Wanting also a set of curtains to go with that furniture, you then venture into a different store to see what you can find. Spotting a set of new age rainbow drapes that threaten damage to your retinas as soon as you lay your eyes on them, you rationalize that they would be the perfect complement for your previous purchase, despite them not resonating with your natural sense of style at all. Paying the obscene cost for the item because you can, you then leave the store to spend the remainder of the money in a similar fashion. Filling your house with these things that you never really wanted, you then have to live day after day with these reminders of how you squandered your riches.

While you may be struggling to make sense of this unlikely scenario, why I have used it is because it carries great metaphorical significance. Illustrating an important point concerning the power of thought, it teaches us also to be wise in how we use the greatest faculty that we have been given. Endowed with an amazing mind that is capable of conceiving an endless array of possibilities and solutions to problems, we must be careful not to waste its creative abilities by focusing our attention on those things that we do not desire to manifest in our lives.

How often is it the case that we spend our precious moments thinking not about all the good things that we have in our lives, but of the things that we are dissatisfied with because they do not accord with our expectations? Or what about the times when we could use our mental and emotional energy to focus on where we want to go in our lives, but instead we dissipate that potent and transformative energy by staying stuck in the past and giving a voice to the guilt, blame, regret and anger that those past events arouse in us.

If we are to live a life that is worthy of our existence, we must learn to channel the power of our mind for constructive and life-giving ends. This means exercising responsibility for the content of our thoughts in a disciplined way. In exercising this self-control, we can bring order to our life in a way that enhances our daily experience of it.
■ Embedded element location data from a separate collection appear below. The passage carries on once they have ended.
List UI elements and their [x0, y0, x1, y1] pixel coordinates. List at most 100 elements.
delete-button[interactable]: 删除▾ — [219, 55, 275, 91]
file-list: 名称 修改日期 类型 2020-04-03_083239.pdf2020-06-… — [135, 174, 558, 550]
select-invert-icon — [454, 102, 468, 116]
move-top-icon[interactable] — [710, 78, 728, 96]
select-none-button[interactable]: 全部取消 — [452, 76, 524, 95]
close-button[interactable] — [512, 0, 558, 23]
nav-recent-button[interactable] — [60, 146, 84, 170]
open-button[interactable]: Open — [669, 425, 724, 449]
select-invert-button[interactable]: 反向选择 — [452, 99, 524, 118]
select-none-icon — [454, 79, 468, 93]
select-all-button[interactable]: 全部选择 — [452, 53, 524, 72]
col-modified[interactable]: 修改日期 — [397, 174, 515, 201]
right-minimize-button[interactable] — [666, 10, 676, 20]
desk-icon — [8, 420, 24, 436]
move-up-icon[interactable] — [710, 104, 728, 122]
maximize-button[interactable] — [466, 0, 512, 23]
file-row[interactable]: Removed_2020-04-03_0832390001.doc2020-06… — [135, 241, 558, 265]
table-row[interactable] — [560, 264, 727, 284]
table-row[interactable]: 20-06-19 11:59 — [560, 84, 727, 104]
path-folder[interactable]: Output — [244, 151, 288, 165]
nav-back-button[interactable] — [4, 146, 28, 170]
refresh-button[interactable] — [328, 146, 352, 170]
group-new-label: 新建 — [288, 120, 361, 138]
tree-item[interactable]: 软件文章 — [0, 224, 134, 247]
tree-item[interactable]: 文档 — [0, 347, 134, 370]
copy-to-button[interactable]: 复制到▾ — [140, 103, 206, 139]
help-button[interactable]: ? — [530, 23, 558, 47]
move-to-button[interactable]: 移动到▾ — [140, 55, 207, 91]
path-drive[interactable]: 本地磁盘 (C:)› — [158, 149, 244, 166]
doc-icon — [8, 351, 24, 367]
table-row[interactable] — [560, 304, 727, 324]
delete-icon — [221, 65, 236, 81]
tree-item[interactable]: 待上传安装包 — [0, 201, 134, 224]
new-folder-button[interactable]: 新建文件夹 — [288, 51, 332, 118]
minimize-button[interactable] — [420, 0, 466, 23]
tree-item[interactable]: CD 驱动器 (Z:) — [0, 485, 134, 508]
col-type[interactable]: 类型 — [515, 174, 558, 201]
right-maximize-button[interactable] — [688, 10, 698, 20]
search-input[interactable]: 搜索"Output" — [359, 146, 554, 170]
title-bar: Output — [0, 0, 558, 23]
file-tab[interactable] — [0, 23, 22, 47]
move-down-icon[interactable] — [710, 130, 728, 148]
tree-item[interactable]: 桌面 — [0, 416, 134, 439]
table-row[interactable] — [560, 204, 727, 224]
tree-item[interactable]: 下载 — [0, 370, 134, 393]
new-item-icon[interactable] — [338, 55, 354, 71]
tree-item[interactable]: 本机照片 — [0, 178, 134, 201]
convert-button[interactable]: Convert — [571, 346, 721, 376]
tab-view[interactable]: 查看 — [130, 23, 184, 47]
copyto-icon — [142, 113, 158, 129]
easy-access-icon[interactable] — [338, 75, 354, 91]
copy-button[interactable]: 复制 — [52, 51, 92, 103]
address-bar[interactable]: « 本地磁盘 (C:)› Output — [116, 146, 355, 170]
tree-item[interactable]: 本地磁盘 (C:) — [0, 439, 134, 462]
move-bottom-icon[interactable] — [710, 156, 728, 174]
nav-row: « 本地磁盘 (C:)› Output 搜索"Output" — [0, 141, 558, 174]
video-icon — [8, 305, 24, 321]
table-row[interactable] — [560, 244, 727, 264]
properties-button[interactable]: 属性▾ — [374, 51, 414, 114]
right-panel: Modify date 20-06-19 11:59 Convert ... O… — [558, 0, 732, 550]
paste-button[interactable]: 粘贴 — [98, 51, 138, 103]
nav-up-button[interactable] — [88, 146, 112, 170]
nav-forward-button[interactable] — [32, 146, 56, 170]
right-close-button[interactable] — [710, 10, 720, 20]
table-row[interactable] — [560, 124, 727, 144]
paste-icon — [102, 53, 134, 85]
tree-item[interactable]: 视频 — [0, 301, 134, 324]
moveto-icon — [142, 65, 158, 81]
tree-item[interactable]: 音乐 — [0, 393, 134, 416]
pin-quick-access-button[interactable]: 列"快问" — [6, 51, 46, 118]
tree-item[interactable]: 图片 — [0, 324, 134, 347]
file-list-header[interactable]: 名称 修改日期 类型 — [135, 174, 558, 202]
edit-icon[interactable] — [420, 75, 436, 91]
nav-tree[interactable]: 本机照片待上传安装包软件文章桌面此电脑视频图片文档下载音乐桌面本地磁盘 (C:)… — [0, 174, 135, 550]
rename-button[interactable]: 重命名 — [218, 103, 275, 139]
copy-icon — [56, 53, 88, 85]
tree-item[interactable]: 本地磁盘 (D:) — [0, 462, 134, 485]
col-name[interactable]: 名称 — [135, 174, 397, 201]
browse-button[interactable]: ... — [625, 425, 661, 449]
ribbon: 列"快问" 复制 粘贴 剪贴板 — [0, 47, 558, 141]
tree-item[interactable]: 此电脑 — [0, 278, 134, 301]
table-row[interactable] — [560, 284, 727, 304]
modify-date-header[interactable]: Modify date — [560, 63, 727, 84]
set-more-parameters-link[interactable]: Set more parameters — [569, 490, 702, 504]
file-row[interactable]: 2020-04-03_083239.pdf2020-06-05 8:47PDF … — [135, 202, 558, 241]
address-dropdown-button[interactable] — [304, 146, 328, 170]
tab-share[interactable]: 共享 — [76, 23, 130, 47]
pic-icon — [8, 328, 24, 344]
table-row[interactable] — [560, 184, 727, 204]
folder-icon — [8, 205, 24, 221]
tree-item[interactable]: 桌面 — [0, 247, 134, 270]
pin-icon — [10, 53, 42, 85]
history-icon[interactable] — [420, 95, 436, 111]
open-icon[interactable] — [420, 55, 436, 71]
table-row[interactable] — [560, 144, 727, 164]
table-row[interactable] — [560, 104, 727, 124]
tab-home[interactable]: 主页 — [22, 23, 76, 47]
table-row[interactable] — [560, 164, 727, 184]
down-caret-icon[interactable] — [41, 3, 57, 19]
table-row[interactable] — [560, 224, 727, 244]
With our actions first emanating from thought, we can’t expect to manifest harmoniously when we are allowing ourselves to be directed by a chaotic mind.

In my own life, I have learned over a long period of time to catch myself indulging in negative patterns of thinking before they are translated to action. Having become more proficient at identifying and eradicating the trash that seeks to steal my treasure, I would think twice to not choose what I don’t want with the currency of my present attention. No matter who we are, we have in this and every moment the ability to enact that which is reflective of who we are and what we desire to become. This is the intentionality of our spirit that knowing the highest value in and of our lives, would never dream for this currency to be wasted on clutter that confounds our dwelling in the spirit’s house of peace.